News Room - Steel Industry

Posted on 28 Aug 2020

Iron ore concs prices in East China to lose momentum

The uptick in iron ore concentrate prices in East China’s Shandong and Anhui provinces is likely to end soon as domestic steel mills grow more reticent about paying high prices for them and are increasing choosing cheaper imported concentrates and pellets instead, market sources said on Wednesday.

Unlike those in other regions nationwide, steelmakers in the two provinces have been more heavily reliant on imported iron ore due to the limited availability of domestic concentrates in that part of China, Mysteel Global understands. Thus, concentrate prices in East China are higher than in other regions.

“Procurement activity among local mills has been relatively low because they thought the prices were high, even though we didn’t pass on the full price increase witnessed for imported iron ore fines last week,” an official with a Shandong-based mining company said. 

Domestic miners selling locally produced iron ore usually follow the trend in imported ore prices but in order to gain market share, the miners’ price change is always lower than that for imported feeds, Mysteel Global noted. “In fact, our increase was Yuan 15/dmt ($2.2/dmt) less compared with the hike in imported fines prices,” the Shandong miner explained.

As of last Friday, Mysteel’s PORTDEX 62% Fe Australian Fines index had surged to a new high since April 2013, to reach Yuan 971/wmt FOT Qingdao, higher by Yuan 32/wmt on week, as reported. Beginning this week, the PORTDEX price has softened slightly to reach Yuan 952/wmt on August 25.

By comparison, the offer price for 66% grade concentrates in Shandong’s Zibo rose in tandem by Yuan 40/dmt on week to Yuan 1,115/dmt EXW as of August 21, but as of Tuesday was still at the same level, according to Mysteel’s database. The two prices include 13% VAT.

Moreover, the official also noted that increasingly, local steel mills are seeking out imported concentrates and pellets to partially substitute domestic concentrates, a trend that has further reduced their demand for domestic ores. “If imported iron ore prices continue to soften, we’ll have to adjust our concentrate prices as well, though our stocks remain low,” he observed.

Similar to those in Shandong, some mills in Anhui have gradually moved to buy imported concentrates as well to replace part of their domestic concentrate mix because of the relatively high domestic concentrate prices. Some have even stopped their pelletizing operations by procuring imported pellets directly, a Shanghai-based market insider disclosed, predicting that Anhui concentrate prices are likely to hover at current levels or reverse down.

Prices of imported concentrates and pellets are lower than those of imported iron ore fines at Chinese ports, given the high level of stocks of these feeds at the ports, Mysteel Global noted.

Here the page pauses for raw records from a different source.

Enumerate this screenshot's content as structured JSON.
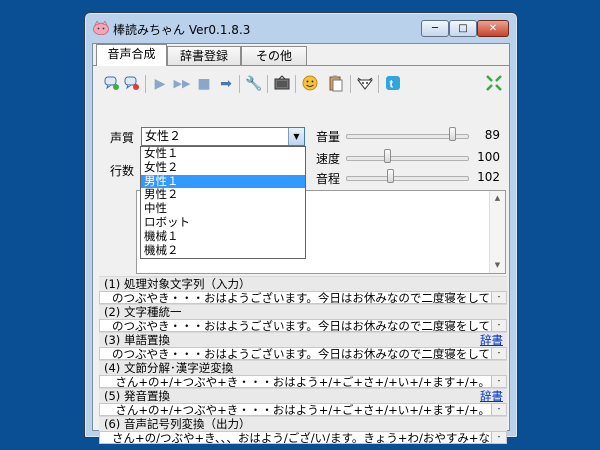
{
  "window": {
    "title": "棒読みちゃん Ver0.1.8.3"
  },
  "tabs": [
    {
      "label": "音声合成"
    },
    {
      "label": "辞書登録"
    },
    {
      "label": "その他"
    }
  ],
  "voice": {
    "label": "声質",
    "selected": "女性２",
    "options": [
      "女性１",
      "女性２",
      "男性１",
      "男性２",
      "中性",
      "ロボット",
      "機械１",
      "機械２"
    ],
    "highlighted": "男性１"
  },
  "lines_label": "行数",
  "sliders": [
    {
      "label": "音量",
      "value": "89",
      "fraction": 0.89
    },
    {
      "label": "速度",
      "value": "100",
      "fraction": 0.33
    },
    {
      "label": "音程",
      "value": "102",
      "fraction": 0.35
    }
  ],
  "steps": [
    {
      "title": "(1) 処理対象文字列（入力）",
      "link": "",
      "value": "のつぶやき・・・おはようございます。今日はお休みなので二度寝をして"
    },
    {
      "title": "(2) 文字種統一",
      "link": "",
      "value": "のつぶやき・・・おはようございます。今日はお休みなので二度寝をして"
    },
    {
      "title": "(3) 単語置換",
      "link": "辞書",
      "value": "のつぶやき・・・おはようございます。今日はお休みなので二度寝をして"
    },
    {
      "title": "(4) 文節分解･漢字逆変換",
      "link": "",
      "value": "さん+の+/+つぶや+き・・・おはよう+/+ご+さ+/+い+/+ます+/+。"
    },
    {
      "title": "(5) 発音置換",
      "link": "辞書",
      "value": "さん+の+/+つぶや+き・・・おはよう+/+ご+さ+/+い+/+ます+/+。"
    },
    {
      "title": "(6) 音声記号列変換（出力）",
      "link": "",
      "value": "さん+の/つぶや+き、、、おはよう/ござ/い/ます。きょう+わ/おやすみ+な"
    }
  ]
}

As of August 20, inventories of imported concentrates at China’s 45 major ports were at a near one-year high of 10.4 million tonnes. At the same time stocks of imported pellets at these ports reached 10.7 million tonnes, the second highest since Mysteel started the survey in December 2015, according to Mysteel’s latest weekly survey.

On the other hand, concentrate prices in other regions nationwide, especially in North and Northeast China, are expected to remain high, the Shanghai source said, pointing out that steelmakers continue to prefer to use domestically produced concentrates. Domestic iron ore production in North and Northeast China is higher than in East China, which allows mills in the former regions to enjoy greater pricing leverage because of their multiple options, Mysteel Global noted.